Chapter 4 describes the uranyl functionalisation using f-elements and their
complexes. It describes the attempted mono-metalation using lanthanides and the
formation of a Sm(III)-bis(uranyl(V)) complex. It further describes the uranyl
reduction using actinides and the synthesis of the first U(IV)-uranyl(V) complex. The
chapter further describes the first Np(IV)-uranyl(V) complex and the attempted
synthesis of a Pu(IV)-uranyl(V) complex. These syntheses were performed in
collaboration with Michał S. Dutkiewicz at the Institute for Transuranium Elements
(ITU) in Karlsruhe, Germany. This work was carried out with the help of Dr. Christos
Apostolidis and Dr. Olaf Walter and supervised by Prof. Dr Roberto Caciuffo.

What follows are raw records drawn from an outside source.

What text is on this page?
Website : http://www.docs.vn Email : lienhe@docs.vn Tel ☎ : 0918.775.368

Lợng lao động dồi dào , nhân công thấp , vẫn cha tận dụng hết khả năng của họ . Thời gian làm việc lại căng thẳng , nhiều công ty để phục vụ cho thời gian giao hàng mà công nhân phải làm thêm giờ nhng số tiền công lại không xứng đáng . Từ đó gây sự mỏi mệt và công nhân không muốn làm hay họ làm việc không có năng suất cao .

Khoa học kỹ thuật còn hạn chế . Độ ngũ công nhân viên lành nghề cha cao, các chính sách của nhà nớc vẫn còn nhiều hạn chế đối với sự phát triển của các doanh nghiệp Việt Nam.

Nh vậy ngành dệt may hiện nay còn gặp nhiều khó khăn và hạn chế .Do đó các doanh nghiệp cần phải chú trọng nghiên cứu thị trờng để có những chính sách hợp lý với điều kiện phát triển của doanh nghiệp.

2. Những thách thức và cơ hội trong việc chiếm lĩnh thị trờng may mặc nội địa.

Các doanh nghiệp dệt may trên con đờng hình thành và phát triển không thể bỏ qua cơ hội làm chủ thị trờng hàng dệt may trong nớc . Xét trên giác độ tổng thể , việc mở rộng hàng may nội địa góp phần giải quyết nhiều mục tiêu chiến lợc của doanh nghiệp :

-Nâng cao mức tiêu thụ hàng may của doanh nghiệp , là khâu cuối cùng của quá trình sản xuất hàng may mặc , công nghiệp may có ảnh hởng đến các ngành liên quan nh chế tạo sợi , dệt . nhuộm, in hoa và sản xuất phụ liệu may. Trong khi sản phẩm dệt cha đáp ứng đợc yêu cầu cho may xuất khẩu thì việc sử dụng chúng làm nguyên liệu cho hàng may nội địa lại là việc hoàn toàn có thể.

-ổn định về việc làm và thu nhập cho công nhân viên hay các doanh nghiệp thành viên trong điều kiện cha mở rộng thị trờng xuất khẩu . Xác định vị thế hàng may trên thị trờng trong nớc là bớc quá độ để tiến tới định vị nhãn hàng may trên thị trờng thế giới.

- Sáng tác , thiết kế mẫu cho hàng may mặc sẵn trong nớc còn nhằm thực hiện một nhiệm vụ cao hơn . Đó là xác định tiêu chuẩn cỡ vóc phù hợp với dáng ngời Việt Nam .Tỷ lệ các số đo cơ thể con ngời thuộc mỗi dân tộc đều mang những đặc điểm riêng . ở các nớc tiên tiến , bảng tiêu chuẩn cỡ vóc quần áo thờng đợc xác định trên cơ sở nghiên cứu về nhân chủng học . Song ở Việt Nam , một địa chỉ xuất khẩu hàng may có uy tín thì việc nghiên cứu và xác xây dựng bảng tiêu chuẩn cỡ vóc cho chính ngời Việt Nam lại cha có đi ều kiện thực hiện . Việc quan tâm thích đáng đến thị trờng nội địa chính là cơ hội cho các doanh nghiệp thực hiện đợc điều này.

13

Chapter 5 describes the reductive uranyl functionalisation in a redox-active
dipyrromethene ligand, collaboratively carried out with James R. Pankhurst and Lucy
N. Platts. The synthetic work and analyses were performed jointly with Lucy N. Platts
(master student under the supervision of the author); UV-vis spectra and cyclic
voltammograms were recorded by James R. Pankhurst and Lucy N. Platts. The chapter
presents the synthesis of a new uranyl(VI) complex and its two-electron reduction to
uranium(IV) using a titanium(III) reductant. Additionally the chapter describes the
reductive uranyl silylation in a dipyrromethane complex of which the ligand was
designed by Dr. Daniel Betz.
Section 6 describes the synthetic procedures.
Section 7 gives references to the work of others.
Section 8 shows the publication related to this thesis.
Section 9 is a table of the complexes described in this thesis.